Move the world through love, not fear
This short book (153 pages) was written by Arun Gandhi, Gandhi’s grandson. Each chapter is a lesson, for example lesson one: use anger for good. These lessons were learnt at a time when Arun was a child and was living with Gandhi.
Gandhi taught Arun (and the world) numerous lessons about how we should all be treated as equal. He lived a very sparse life as he refused to have more comforts that the poorest Indian. The lessons sometimes frustrated the young Arun, for example when he threw a pencil stub away and Gandhi made him find it, to learn how waste is violence on the world. Essentially, though, these lessons were prophetic in the larger scope. Arun ties all the lessons in with current events so we see how they can still be utilised today.
The guiding principle which underscored all the others was that of non-violence.
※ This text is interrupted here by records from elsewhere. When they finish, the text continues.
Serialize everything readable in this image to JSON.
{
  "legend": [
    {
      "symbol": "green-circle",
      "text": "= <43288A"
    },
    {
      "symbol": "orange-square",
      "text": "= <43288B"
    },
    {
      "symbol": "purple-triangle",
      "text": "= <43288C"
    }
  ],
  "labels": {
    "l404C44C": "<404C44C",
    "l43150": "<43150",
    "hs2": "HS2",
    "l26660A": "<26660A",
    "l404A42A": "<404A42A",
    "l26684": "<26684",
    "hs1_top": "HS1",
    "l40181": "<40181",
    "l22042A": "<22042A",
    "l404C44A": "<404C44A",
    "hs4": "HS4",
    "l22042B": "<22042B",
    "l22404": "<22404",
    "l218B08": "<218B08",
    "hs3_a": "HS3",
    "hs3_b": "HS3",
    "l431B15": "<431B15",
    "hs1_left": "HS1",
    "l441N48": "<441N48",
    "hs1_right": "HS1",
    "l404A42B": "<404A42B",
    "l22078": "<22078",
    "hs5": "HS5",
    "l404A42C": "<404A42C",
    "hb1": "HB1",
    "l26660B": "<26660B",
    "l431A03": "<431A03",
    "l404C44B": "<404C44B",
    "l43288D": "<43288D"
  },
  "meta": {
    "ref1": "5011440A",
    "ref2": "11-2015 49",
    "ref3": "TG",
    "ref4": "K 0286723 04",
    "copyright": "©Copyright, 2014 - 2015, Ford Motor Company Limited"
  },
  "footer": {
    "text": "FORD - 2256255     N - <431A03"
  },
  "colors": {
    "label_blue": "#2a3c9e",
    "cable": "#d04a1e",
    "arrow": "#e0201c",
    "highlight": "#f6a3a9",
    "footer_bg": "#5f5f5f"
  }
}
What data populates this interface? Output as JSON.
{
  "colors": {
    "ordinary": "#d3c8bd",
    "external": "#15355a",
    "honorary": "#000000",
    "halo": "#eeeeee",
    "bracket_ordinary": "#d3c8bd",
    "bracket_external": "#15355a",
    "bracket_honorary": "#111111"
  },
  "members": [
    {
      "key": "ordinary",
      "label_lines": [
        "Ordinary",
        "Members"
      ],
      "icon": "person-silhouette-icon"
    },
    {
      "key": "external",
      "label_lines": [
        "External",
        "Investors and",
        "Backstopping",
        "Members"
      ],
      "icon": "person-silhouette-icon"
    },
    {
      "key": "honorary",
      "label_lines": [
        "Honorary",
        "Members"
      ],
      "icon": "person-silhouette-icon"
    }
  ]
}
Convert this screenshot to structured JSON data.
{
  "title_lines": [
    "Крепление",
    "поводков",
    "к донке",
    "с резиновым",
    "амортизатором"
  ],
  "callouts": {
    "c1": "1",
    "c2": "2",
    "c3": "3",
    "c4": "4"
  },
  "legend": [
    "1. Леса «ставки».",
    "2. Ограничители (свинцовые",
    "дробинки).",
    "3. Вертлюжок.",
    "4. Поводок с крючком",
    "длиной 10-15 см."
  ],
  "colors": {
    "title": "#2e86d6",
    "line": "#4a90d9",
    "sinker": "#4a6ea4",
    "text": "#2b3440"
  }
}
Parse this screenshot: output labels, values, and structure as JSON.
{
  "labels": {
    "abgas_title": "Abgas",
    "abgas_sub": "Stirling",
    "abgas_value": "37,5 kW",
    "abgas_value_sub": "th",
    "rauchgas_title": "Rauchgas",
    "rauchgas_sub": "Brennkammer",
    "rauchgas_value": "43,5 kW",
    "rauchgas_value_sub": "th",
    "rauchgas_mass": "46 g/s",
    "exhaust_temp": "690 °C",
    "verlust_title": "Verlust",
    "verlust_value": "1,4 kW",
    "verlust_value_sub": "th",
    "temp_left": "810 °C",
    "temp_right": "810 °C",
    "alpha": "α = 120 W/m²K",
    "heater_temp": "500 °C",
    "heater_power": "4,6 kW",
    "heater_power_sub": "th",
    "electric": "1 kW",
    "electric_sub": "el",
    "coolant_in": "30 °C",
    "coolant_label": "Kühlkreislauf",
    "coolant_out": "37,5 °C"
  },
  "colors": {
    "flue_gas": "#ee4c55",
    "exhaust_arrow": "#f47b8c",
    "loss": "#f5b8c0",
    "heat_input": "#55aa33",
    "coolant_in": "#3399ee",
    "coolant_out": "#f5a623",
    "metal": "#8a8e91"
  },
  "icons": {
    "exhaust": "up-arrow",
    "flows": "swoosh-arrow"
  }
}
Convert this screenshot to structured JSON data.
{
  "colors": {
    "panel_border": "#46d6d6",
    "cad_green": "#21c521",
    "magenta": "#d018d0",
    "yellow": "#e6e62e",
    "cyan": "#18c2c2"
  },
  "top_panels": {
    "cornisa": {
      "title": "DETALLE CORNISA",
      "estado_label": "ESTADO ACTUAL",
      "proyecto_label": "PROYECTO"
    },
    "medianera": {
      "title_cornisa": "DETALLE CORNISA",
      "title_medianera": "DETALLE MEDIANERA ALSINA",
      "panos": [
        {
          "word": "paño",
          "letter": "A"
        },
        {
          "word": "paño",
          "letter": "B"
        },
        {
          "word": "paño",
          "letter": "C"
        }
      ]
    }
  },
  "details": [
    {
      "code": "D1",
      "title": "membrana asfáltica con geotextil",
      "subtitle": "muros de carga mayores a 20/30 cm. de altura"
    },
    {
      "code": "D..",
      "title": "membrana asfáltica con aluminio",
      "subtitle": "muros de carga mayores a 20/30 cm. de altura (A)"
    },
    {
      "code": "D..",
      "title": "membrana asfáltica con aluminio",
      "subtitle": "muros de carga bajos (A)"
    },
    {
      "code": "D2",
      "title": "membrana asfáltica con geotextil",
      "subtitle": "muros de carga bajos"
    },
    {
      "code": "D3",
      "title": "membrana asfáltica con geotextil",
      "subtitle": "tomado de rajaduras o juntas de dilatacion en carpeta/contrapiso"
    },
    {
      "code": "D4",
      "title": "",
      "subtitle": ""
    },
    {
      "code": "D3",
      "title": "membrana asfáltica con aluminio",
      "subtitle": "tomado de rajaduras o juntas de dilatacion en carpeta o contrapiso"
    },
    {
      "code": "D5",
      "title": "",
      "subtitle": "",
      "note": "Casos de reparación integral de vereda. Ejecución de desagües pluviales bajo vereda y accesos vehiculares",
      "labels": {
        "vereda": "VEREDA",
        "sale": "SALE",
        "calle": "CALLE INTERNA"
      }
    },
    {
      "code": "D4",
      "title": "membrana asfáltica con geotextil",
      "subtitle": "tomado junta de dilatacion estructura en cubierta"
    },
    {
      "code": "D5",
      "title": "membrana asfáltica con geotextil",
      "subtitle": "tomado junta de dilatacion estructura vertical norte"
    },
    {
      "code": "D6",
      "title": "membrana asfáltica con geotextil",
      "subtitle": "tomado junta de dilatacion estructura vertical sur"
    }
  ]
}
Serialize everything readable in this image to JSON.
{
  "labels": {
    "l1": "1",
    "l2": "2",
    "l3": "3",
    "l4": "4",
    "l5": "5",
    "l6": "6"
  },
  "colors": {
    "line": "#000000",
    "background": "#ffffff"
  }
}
Gandhi believed that anger is useful when it’s utilised correctly and can be a force for good. All too often in today’s world we are told to stuff our anger, that it has no use, but that’s not what Gandhi believed. For example, the anger he felt at the British, for prohibiting Indians from gathering salt and imposing taxes on that which they sold, was used to fuel a peaceful protest where Gandhi and many others went down to the sea and took their salt from the water there.
I have learnt so much from this book, not just how to be a better person, but how to use my anger as a source for change. I’ll go back to it often.